The narrative then at once refers to our earth, with which, and with its inhabitants, the whole volume is to be in future directly concerned. "The earth was (or became) without form and void (chaotic), and darkness was on the face of the deep (or abyss)."
We have no positive knowledge of what the first condition of terrestrial matter was, apart from Revelation. The remarkable discoveries that the spectroscope has enabled, and the facts learned from the physical history of comets and meteorites, can do no more than make what is known as the "nebular hypothesis" highly probable. But it is amply sufficient for our purpose to point out, that if it is true that matter originated in a nebulous haze to the particles of which a spiral rotatory motion had been communicated, and if (confining our attention to one planet only) that attenuated matter gradually aggregated in a ring or rings, and then consolidated into a solid or partly solid globe, then the results are briefly, but adequately and sublimely, provided for by the form of the Mosaic statement.
Matter thus aggregating would have developed an enormous amount of heat, and there would have been a seething mass of molten mineral matters, with gases and other materials in the form of vapours, which would have gradually cooled and consolidated. Vast masses of water would in time be formed on one hand, and solid mineral masses on the other; the latter would contract as cooling progressed, causing great upheavals and depressions and contortions of strata. And before the advent of life-forms, it is not difficult to conceive that the first state of our globe was one which is intelligibly and very graphically described as being "without form and void." Nothing more than that, can, from actual physical knowledge, be stated.[[62]]
It is also stated that this confused elemental state of our earth was accompanied at first by darkness. Material darkness that is—for the potentiality of light and order was there; the SPIRIT OF GOD "moved" (or brooded) upon the face of the abyss. This presents no difficulty of interpretation, and may therefore be passed over for the present.

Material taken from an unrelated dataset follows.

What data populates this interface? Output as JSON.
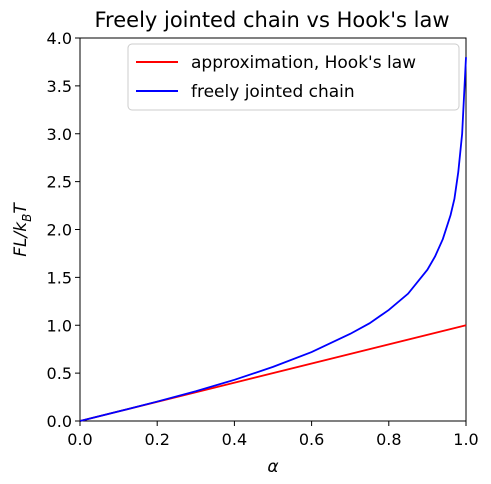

Practically, indeed, there has been no grave difficulty raised over this first portion. And if it is argued (on the ground of what I have already in general terms indicated) that the term "created" will, on my own interpretation, get us into difficulties, I reply that here, in its position and with the context, there is no room for doubt, for clearly the word implies both the great primary idea of the Divine design or plan formulated in heaven, and the subsequent result in time and space.[[63]] This will become more clear when I have further explained the subject.
II.—THE SECOND PART OF THE NARRATIVE.
But from this point the narrative commences to be more precise, and to exhibit a very singular and altogether unprecedented division of creative work into "days."
Now I have already indicated my doubt whether we ought to import any unusual meaning to explain this term.
In the first place, the objection that till the movements and relations of the sun to the earth were ordained there would be no measure of a day> will not stand a moment's examination. Nor will the further objection sometimes made, that even with the sun, a day is a very uncertain thing: for example, a day and a night in the north polar regions are periods of month-long duration, quite different from what they are in England, or at Mount Sinai. Obviously, a "day" with reference to the planet for which the term is used, means the period occupied by one rotation of the planet on its own axis. The rotation of the earth is antecedent to anything mentioned in the narrative we are considering. In the nature of things, it would have been coeval with the introduction of the prima materies—at least if any nebular hypothesis can be relied on. The "day" would be there whether it were obscured by vapours or not, and whether specially made countable and recognizable by what we call the rising and setting of the sun, or not, and whether we were standing in Nova Zembla or in Australia.
Nor is it of much use to refer to the general use of "day" for indefinite periods, which is just as common in the English of to-day as it was in the Hebrew of the Old Testament. But the double use of the term in different senses has become general, just because it was found in practice that no confusion ordinarily resulted; and surely such a practice would not have been common, or at any rate would have been specially avoided in the sacred volume, wherever any mistake or confusion was likely or even possible.